It was a beautiful country house on top of a hill overlooking the valley. During the summer it is possible to see for miles around and appreciate the beauty of nature.
Mathew was watching his favourite game show from his dad’s favourite armchair with his feet up on the coffee table. His parents had gone out for the evening. This is the life he thought to himself.
There it was that was the second time he’d heard that thud. The first time he had heard the thump he did not take much notice of it.
Mathew clicked the television silent, straining his ear against the storm that had suddenly sprung up. It splattered the roof with a mixture of rain and hail. He could see fog floating across the window glass seeking shelter from the thunderous wrath of the Gail force winds.
The second thump had come from upstairs, as though someone, or something, had knocked a book to the floor. Mathew gripped the arms of the chair and cursed his parents for leaving him alone on a night like this, knowing he was fearful of storms, empty houses and prowlers, however imaginary they might be.
Not a very confident boy by nature, Mathew had had a very overprotective upbringing and even at school would not join in and play with the rest of the boys just in case he got hurt and an infection took over. His favourite teacher Ms Oakes always used to say to him, “Don’t worry Mathew. One day you will be able to play and join in with the rest of the lads.” He had spent a lot of his childhood in and out from hospitals because at the age of 5, he contracted pneumonia, which led to complications with his liver and kidneys.
The television screen flickered in silence as it ran the news story again, warning the public about the man with the knife. He’d escaped from a mental asylum and had been evading the police for the past two days, leaving no clues or reasoning to his appetite for slaughtering anyone who were home alone.
Suddenly Mathew heard a door creaking open upstairs. He had meant to oil the hinges of his bedroom door for weeks. He wished he had. As he strained his ears he could hear the drip drip of a tap in the kitchen. As Mathew ran his sweaty hand through his hair uneasily, he realised that his breathing had got a lot heavier. He was sure he could hear his own heart beat. Mathew reached for the phone, preparing to phone his parents again, but winced at the thought of what his parents may say. He had last spoken to them an hour ago and they had reassured him that everything will be fine and that he was only worrying himself unnecessarily.
“Dad it’s me again.” He said weakly into the phone. Despite trying to sound brave, his voice quivered unsteadily.
“How long do you think you’ll be now?” he asked impatiently.
After a short pause, his dad sighed and said, “Won’t be more than a couple of hours Mathew”
“But dad, I heard someone upstairs!”
“Now Mathew we’ve already talked about this, you mustn’t let your imagination run away with you.”
Mathew knew he wasn’t going to be able to convince his dad.
“Just watch some TV and make yourself a cup of tea, we won’t be long now.”
He replaced the phone in its cradle and trembled at the emptiness of the house as the storm raged outside.

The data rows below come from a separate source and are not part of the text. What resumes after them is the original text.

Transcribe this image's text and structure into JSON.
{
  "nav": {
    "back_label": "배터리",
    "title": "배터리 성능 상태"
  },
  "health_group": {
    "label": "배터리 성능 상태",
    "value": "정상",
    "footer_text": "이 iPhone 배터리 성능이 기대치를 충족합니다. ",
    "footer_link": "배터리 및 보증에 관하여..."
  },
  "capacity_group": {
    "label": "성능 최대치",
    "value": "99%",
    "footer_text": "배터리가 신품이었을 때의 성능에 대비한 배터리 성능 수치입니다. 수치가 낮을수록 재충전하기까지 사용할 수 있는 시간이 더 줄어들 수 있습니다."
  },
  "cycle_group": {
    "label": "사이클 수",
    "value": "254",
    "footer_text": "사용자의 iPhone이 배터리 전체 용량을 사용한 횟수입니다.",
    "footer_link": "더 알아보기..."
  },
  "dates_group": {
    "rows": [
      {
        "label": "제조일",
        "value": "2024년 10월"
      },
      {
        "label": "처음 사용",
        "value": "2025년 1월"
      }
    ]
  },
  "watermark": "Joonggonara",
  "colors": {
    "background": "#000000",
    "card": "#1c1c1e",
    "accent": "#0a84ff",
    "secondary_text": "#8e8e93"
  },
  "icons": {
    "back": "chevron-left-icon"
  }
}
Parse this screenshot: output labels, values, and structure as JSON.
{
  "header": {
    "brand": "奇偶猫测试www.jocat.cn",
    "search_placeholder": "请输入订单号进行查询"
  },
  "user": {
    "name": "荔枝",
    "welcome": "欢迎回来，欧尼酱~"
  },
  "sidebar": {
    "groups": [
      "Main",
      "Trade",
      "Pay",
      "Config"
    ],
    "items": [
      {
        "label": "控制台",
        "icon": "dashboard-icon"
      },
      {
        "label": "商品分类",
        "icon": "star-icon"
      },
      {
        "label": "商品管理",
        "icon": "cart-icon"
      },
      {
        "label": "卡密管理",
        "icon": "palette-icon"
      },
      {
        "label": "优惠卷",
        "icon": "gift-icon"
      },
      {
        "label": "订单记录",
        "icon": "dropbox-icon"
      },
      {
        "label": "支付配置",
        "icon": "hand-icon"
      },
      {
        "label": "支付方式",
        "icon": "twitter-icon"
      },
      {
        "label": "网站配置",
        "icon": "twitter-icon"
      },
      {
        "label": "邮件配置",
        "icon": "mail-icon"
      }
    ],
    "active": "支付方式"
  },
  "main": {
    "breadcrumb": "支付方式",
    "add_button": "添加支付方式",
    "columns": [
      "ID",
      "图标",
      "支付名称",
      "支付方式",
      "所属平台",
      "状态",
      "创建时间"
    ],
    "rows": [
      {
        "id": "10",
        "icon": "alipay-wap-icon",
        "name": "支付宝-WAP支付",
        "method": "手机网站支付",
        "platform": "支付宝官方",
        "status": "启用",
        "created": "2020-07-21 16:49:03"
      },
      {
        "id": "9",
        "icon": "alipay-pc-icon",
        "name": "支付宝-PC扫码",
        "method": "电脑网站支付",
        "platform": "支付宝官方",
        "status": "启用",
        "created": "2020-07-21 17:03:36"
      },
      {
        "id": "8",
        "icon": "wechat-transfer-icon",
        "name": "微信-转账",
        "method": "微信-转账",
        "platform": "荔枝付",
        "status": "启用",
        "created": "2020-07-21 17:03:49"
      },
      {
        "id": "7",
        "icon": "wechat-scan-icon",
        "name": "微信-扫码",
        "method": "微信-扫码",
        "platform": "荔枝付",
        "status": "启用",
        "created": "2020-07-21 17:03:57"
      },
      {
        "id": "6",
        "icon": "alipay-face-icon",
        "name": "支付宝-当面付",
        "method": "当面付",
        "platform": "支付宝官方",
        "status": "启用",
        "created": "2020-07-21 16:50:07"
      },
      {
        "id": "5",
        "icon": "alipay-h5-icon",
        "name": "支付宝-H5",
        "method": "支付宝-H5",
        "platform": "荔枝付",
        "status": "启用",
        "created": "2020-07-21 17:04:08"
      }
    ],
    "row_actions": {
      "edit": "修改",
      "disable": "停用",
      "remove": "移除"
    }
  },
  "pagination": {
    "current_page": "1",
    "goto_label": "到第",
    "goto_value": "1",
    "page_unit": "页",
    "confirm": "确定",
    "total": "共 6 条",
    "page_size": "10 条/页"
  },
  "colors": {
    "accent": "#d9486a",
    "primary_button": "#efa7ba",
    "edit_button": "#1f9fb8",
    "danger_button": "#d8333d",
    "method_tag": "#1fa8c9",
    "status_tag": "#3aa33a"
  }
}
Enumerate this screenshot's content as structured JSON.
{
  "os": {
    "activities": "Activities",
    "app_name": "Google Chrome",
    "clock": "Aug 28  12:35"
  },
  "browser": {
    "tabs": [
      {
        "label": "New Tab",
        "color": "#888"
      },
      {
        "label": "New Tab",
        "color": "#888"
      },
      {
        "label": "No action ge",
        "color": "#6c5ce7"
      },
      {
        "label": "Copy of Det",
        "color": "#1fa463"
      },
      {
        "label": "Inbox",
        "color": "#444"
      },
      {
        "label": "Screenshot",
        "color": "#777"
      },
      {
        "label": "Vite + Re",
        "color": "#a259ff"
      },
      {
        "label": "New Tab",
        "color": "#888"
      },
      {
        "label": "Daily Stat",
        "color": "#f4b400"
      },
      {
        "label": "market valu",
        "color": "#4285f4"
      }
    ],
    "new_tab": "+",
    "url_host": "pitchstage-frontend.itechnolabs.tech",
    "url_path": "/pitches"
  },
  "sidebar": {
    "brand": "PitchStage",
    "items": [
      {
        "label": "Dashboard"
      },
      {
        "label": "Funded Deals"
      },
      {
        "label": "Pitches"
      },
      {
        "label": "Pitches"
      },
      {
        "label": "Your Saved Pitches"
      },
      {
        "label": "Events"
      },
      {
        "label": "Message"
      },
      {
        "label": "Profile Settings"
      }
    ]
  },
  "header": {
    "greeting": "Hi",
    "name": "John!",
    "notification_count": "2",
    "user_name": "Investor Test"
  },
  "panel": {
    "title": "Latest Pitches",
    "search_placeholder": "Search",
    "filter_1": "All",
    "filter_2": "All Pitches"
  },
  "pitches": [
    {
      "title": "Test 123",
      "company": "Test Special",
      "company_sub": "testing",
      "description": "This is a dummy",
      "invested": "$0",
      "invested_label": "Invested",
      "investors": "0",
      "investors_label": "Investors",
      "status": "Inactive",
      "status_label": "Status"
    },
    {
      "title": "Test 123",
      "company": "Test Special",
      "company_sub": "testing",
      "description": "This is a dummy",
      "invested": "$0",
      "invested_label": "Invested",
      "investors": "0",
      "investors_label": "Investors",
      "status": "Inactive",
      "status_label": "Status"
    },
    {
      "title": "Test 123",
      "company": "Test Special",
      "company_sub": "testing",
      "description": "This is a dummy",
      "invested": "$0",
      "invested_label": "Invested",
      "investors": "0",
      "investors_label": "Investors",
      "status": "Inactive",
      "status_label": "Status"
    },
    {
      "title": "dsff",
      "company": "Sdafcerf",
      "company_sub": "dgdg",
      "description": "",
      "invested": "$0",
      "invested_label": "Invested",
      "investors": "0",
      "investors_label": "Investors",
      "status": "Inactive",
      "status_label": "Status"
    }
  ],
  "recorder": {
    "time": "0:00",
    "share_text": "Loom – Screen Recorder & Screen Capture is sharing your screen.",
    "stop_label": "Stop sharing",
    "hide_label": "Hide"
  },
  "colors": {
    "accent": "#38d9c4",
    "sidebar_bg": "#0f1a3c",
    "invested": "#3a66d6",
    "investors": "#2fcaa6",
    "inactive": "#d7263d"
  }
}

A jolt of lightening cracked nearby, its brilliance lighting the corners beyond the window. The lights flickered, plunging him into darkness, and Mathew dug his nails deeply into the fabric of the chair. As the storms fury roared directly overhead, the lights fluttered, fighting to stay alight. The lights remained at half strength their pale yellow light casting deep shadows in the corners, hiding nightmarish beings that only Mathew could imagine.
As Mathew finally plucked up the courage to investigate the noise coming from upstairs, he heard the screech of an owl echo through the room, which sent a shiver down his spine. He pushed his shaking form from the chair and crept towards the hallway.
His mouth was dry and his heart was pounding as he tiptoed slowly up the stairs.
He was almost certain he was going to collapse with fright. He looked around the room anxiously, looking for something he could use to defend himself with. The hair on the back of his neck stood upright as he struggled to climb up the stairs.
He turned the knob on his bedroom door and slowly pushed the door open. He felt his knees giving way. Suddenly he heard an ear-piercing screeching sound come from the corner of the room. He jumped and raised the walking stick he had picked up. As he scanned the room frantically, he saw a creature with big, bright eyes staring back at him.
Mathew switched on the lights and saw a branch of a tree through his broken bedroom window
As another jolt of lightening crackled over his head illuminating the bedroom, Mathew saw a branch of a tree through his broken bedroom window.
“So that’s what’s been making all the noise up here.” Mathew then switched on the light
“You’re an owl,” Mathew shouted his heart pounding. He tossed the walking stick over his shoulder and grabbed handfuls of his hair. “Its just a stupid owl”
He didn’t know whether to laugh or cry.
The owl rotated his head from side to side, oblivious to Mathew’s state of mind and continued to stare at Mathew.
“Just an owl,” Mathew whispered again as he kneeled down on the floor with relief. “were you as frightened as me? You scared me half to death.”
“I do let my imagination run away with me sometimes.”
“Imagination indeed” the man whispered from the far corner of the room. The dim yellow light shone off the knife in his fist.